5. Buff the polished areas with your jewellery cloth. You can use your toothbrush to remove any fluff or polish from in between wires.

6. I also like to use a little microcrystalline wax ( Rennaissance Wax) You only need a really tiny amount. Polish the wax to seal the jewellery. This helps prevent the oxidation of the copper or silver due to contact with the air and will also help prevent the unsightly green discolouration of skin some people experience when wearing copper jewellery. NB this will only help prevent the skin from discolouring and not eliminate it, especially if your skin is prone to discolourtion.

VOILA! you have a beautifully aged and polished piece of jewellery.

 

 

Method 2 : Chemical Free

Liver of sulphur is harder to get hold of these days.
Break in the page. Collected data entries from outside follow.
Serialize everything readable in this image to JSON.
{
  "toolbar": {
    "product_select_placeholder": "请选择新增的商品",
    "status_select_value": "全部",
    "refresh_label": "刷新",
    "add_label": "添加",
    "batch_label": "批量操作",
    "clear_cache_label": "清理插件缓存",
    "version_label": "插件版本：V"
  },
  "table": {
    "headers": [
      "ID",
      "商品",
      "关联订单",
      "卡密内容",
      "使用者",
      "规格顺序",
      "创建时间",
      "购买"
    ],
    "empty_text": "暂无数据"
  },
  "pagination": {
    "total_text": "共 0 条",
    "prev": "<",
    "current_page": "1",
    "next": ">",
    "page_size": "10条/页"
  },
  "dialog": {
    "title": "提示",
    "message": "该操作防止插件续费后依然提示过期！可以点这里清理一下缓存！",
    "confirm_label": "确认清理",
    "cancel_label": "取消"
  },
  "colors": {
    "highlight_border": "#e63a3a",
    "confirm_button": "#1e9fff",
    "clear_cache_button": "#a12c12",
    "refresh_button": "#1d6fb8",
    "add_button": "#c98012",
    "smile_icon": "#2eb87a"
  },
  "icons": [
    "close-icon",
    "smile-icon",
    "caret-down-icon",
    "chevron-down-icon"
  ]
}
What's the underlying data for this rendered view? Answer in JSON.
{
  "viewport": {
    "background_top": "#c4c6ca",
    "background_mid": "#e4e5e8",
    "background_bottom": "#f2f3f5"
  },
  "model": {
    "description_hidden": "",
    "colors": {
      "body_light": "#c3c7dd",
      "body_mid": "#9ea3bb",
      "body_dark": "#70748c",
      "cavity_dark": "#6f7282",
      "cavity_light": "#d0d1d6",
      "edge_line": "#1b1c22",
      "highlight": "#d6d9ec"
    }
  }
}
The best place to look is online in jewellery suppliers. However, if the thought of using a chemical is not your idea of fun then there is a safe and natural way to age your jewellery.

Hard boiled eggs! The sulphur released from the boiled yolks will also age your copper.

Boil three eggs until they are really well cooked. Place them in a bag while they are still hot. Crush the eggs, with shells still on. Place your jewellery into the bag, making sure not to touch the eggs themselves. Seal the bag and leave for several hours.

This method does work, however, in my experience the effect isn’t as uniform or as strong as using LOS ( liver of Sulphur) I haven’t ever managed to get a really dark colour to the metal.

 

Does it work on all types of copper wire?

Ageing copper will only work on untreated wires. Some craft/ jewellery wires, although are pure copper have been sealed with an anti tarnish agent. This forms a barrier and will therefore prevent the sulphur from reacting with the metal. Also, silver plated wires cannot be aged in this way. In my experience the silver plating is removed to reveal a dull black colouration. Solid sterling silver wire can be aged with LOS but it would be advisable to use a silver polish when removing the black colouration when polishing.